Spices are an excellent way to enhance the flavor of food, and early research indicates that some spices may offer health benefits, too. Turmeric and cinnamon are among those studied by for their potential disease-fighting compounds. Preliminary studies have shown that curcumin, the active ingredient in turmeric powder, may carry a broad range of anti-inflammatory and potential cancer-fighting properties. However, further studies are needed to confirm these findings.
Pistachios offer more than 30 different vitamins, minerals and phytonutrients including lutein and zeaxanthin, two antioxidants associated with a reduced risk of age-related macular degeneration. Worried about the fat and calories? Pistachios are one of the nuts lowest in calories and fat. (They have only three calories per nut―about half the count of most snack nuts.) Small and flavorful, pistachios make a satisfying snack as well as a healthful ingredient in many meals.
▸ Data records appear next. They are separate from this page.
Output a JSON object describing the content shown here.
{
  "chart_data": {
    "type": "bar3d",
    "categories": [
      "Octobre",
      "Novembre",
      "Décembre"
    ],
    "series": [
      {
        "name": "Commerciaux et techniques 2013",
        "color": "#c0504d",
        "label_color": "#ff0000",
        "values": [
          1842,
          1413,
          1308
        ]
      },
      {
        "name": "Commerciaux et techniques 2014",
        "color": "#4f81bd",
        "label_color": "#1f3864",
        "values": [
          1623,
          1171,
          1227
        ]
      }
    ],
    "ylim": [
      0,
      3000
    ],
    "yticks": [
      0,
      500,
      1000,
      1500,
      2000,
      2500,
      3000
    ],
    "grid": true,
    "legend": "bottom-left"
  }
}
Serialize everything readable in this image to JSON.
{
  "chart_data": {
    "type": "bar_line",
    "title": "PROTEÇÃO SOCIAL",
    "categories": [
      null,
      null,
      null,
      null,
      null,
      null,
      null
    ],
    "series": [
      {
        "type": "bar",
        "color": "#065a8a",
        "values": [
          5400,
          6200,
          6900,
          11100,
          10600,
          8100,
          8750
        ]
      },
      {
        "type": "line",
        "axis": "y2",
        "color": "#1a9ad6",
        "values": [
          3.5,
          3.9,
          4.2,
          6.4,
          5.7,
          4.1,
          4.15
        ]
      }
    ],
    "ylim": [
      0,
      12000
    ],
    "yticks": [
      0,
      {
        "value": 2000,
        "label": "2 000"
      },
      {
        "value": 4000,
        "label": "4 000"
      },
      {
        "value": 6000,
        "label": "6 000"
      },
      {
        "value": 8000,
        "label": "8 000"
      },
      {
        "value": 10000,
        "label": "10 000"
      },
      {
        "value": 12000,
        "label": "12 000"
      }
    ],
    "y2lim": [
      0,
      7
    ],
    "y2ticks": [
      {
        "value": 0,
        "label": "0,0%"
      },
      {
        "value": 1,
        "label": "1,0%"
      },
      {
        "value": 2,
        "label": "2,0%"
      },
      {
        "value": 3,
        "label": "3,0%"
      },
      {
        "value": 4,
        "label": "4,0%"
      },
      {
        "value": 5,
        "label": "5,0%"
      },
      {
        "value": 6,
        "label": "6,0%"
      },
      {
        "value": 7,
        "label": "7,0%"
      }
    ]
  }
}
If you love the creamy, rich taste of avocados but worry about the fat and calorie content, we can put some of those fears to rest. While avocados are high in fat, most of it is “heart healthy” mono- and polyunsaturated fat. Concerned about calories? One-fifth of a medium-sized avocado has about 50 calories. Not bad considering these versatile fruits are nutrient-rich, containing nearly 20 vitamins and minerals. As long as you use moderation as your guide, avocados are a very nutritious―and tasty―addition to sandwiches, salads, and dips.
We've fingered restaurant baked potatoes as one of the foods that sound healthy (but aren't). But if you prepare them yourself, potatoes can be a nutritious, versatile, and inexpensive food that has a place in a healthy diet. One medium-sized potato (with skin) has just 160 calories and is one of the best sources of potassium and fiber in the produce section. Baked, mashed, or roasted, potatoes make a wonderful side or a base for a healthful meal (just make sure to go light on the toppings).